Bien sûr,  il n’est pas interdit d’utiliser des verbes pauvres, mais le moyen le plus simple d’améliorer  votre texte, c’est de les remplacer dès que c’est possible par un équivalent.

  • Il avait une arbalète dans son sac = il transportait une arbalète
  • Il avait 18 ans = il venait de fêter son 18ème anniversaire
  • Il faisait des tartes = il confectionnait des tartes
  • Il disait qu’il était médecin, mais il n’avait pas de travail = il prétendait exercer la profession de médecin, mais en réalité, il ne travaillait pas.

En poussant un peu plus loin l’exercice, vous vous apercevrez qu’éliminer les « verbes pauvres » vous obligera à faire preuve d’imagination, et à adopter des structures de phrases un peu plus chouettes. Bref, à enrichir votre style !

  • Il était beau mais il était bête : son indéniable beauté ne parvenait pas à masquer une intelligence en dessous de la moyenne.
  • Il avait beaucoup d’argent, mais il était toujours en guenilles : Malgré sa richesse, il persistait à ne se vêtir que de guenilles.

Alors, convaincu ?

3/ L’ABSENCE DE rythme

Ce n’est pas moi qui le dit, c’est Stephen King, le roi de l’horreur : le rythme est la clé d’un bon récit ! C’est un peu comme en musique. On ne fait pas forcément attention à la batterie, mais si vous l’enlevez, la chanson ne tient plus debout. Je suis parfois un peu perdue quand je lis certains jeunes auteurs, parce que le texte n’est pas organisé. On dirait un long monologue sans fin ! On ne sait plus où ça s’arrête, ni où ça se finit.

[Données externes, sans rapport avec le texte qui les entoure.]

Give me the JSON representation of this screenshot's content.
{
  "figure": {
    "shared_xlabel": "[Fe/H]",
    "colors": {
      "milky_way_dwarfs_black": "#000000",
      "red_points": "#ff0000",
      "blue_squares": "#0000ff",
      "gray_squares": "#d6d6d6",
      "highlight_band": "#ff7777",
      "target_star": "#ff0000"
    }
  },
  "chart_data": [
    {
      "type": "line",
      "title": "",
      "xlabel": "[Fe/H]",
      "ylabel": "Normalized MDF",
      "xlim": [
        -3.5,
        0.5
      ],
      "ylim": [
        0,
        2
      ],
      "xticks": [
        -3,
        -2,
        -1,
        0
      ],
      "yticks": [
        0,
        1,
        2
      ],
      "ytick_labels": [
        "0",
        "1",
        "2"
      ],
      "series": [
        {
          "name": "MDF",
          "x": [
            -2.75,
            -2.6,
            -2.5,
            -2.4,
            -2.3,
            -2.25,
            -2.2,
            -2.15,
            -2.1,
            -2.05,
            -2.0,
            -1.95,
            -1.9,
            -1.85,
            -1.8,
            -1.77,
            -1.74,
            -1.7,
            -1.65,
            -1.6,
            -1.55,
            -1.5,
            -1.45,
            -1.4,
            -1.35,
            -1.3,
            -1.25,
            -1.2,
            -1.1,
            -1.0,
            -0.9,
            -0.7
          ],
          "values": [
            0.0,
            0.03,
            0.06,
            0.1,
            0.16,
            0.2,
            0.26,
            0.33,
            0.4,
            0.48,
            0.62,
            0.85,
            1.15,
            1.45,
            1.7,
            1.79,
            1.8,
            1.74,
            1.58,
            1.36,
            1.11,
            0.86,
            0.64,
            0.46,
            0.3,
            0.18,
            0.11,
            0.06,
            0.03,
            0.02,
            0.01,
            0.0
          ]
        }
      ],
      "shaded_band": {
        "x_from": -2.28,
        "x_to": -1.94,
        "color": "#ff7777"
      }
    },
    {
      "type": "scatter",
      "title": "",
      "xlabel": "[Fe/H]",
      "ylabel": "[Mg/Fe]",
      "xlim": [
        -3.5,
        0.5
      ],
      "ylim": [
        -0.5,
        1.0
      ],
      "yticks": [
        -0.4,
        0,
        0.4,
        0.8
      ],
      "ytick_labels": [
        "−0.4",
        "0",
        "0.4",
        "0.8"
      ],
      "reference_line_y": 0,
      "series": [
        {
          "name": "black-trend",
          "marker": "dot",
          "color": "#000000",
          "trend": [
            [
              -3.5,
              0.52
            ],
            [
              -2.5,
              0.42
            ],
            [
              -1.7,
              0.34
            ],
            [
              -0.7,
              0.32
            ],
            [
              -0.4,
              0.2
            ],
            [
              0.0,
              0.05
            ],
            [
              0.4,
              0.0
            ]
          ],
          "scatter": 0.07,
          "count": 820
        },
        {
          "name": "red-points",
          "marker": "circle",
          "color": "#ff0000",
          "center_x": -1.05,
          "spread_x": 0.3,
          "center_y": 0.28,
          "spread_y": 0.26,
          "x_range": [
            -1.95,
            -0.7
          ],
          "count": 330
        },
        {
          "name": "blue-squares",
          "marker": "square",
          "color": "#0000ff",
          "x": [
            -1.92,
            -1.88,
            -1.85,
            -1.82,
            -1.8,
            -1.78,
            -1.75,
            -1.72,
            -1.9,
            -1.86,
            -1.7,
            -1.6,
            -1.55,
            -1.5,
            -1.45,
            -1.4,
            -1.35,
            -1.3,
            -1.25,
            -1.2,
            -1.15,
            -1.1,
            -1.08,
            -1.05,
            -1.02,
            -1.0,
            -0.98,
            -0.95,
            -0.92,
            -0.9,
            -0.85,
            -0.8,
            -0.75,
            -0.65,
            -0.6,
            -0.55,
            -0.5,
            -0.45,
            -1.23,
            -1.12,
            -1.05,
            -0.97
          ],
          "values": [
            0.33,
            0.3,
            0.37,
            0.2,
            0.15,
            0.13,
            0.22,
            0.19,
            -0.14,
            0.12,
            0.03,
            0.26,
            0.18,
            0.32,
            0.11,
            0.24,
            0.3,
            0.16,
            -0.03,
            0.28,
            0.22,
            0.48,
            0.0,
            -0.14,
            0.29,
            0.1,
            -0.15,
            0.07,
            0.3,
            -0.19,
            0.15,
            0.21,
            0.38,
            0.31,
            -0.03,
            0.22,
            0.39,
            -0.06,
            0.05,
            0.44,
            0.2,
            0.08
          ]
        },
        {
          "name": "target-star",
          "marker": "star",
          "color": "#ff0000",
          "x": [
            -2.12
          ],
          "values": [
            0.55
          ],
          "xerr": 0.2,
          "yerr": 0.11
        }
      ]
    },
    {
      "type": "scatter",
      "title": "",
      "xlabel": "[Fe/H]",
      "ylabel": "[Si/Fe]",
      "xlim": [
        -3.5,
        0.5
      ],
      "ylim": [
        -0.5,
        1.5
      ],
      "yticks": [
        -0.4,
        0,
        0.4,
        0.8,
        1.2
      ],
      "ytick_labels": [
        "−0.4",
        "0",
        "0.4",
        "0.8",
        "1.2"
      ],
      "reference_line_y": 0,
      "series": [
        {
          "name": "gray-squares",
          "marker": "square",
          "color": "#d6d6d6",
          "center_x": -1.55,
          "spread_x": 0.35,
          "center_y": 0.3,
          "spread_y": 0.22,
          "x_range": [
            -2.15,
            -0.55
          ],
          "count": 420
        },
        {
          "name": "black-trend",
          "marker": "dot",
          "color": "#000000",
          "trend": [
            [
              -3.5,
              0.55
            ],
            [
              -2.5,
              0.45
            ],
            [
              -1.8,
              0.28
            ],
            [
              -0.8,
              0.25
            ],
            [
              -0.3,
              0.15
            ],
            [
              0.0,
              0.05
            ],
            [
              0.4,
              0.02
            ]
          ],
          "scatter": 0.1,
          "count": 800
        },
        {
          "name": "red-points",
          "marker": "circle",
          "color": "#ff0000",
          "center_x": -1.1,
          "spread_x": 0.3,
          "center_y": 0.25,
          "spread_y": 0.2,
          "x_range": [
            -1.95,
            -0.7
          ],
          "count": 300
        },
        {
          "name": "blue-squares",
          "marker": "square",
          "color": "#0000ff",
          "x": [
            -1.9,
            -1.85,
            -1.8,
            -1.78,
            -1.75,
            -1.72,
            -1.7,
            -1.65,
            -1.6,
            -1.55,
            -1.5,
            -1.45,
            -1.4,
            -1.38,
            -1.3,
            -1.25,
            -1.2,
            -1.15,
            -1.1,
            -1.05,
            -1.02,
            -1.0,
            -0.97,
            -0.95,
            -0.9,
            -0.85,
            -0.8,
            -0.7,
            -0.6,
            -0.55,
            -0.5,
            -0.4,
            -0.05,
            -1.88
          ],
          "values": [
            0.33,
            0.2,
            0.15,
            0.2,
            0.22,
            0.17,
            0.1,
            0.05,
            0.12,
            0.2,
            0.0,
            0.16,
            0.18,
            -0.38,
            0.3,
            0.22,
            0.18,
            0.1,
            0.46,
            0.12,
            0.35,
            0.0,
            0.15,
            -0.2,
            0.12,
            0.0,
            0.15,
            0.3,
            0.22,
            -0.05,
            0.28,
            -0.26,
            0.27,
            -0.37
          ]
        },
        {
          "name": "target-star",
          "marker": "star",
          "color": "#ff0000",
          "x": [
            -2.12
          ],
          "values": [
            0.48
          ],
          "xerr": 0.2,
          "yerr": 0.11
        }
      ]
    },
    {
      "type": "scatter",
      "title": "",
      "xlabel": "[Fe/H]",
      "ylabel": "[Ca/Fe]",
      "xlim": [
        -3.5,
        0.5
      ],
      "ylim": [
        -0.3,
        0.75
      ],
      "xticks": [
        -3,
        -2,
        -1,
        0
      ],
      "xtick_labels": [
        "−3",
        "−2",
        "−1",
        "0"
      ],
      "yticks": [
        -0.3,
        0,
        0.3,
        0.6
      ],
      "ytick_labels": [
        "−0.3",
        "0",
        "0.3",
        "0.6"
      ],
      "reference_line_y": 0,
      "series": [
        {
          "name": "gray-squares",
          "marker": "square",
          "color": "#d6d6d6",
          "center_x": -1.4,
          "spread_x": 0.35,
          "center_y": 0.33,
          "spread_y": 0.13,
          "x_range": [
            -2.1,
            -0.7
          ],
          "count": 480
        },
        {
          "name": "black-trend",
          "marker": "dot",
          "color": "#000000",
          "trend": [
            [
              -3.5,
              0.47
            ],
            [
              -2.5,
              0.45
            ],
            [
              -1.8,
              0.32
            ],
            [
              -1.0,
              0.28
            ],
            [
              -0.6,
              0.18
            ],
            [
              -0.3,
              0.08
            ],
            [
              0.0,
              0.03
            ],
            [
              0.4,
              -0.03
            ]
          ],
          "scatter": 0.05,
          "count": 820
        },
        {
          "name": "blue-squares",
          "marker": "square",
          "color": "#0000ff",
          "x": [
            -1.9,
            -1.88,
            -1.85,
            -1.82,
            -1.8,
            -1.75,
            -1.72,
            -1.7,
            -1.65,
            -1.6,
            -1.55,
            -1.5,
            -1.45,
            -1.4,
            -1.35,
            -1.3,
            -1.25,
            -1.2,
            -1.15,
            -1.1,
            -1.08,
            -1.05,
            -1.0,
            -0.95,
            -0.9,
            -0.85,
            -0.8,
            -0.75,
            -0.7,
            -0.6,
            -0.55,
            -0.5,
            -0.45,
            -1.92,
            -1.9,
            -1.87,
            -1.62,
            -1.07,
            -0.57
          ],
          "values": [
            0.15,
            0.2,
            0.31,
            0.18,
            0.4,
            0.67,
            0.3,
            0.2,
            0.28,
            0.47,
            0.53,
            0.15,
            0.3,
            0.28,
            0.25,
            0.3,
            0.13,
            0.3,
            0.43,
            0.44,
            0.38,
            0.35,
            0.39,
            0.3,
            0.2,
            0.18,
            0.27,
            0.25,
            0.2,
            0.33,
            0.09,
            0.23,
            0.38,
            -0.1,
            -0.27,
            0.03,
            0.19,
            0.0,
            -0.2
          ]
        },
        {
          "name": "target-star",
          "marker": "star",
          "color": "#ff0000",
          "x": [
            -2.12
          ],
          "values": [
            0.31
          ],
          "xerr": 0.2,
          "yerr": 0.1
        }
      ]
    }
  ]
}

Pour y remédier, votre arme de choc ce sont… les paragraphes ! Cela permet au lecteur 1/de respirer 2/de mieux suivre le déroulé de l’intrigue. Enfant, adulte ou ado, le lecteur a besoin que vous l’aidiez un peu à vous suivre. « Mais comment on sait quand c’est qu’on doit sauter une ligne ?« , me demandez-vous. Facile Émile ! La règle est la suivante : une idée/un évènement = un paragraphe.

Ce principe présente un autre avantage : il vous contraint à réfléchir à l’articulation de votre texte et à ses idées maîtresses !

4/Les descriptions clichés

Autre danger mortel : les expressions super clichés qui ont déjà été servies à toutes les sauces par un million d’autres romanciers avant soi. Elles ont tellement été battues et rebattues qu’elles sont passées dans le langage courant, et menacent de ressurgir dans vos écrits à la moindre baisse de vigilance ! Je suis particulièrement sensible à celles qui sont utilisées pour décrire des personnages… Pourquoi ? Parce que je considère que les personnages sont l’élément le plus important d’un roman. Et même si tout le monde n’est pas de mon avis (certains favorisent l’intrigue), il n’en demeure pas moins que plus vos héros auront l’air uniques – avec leurs faiblesses, leurs défauts, leurs points forts, leurs caractéristiques -, plus ils auront l’air réels ! La « description cliché » est un obstacle à leur originalité, car elle les enferme déjà dans un imaginaire très balisé. Malheureusement, il est très facile de se laisser tenter. D’ailleurs, soyons honnête, j’en laisse passer… Mais je fais de plus en plus attention.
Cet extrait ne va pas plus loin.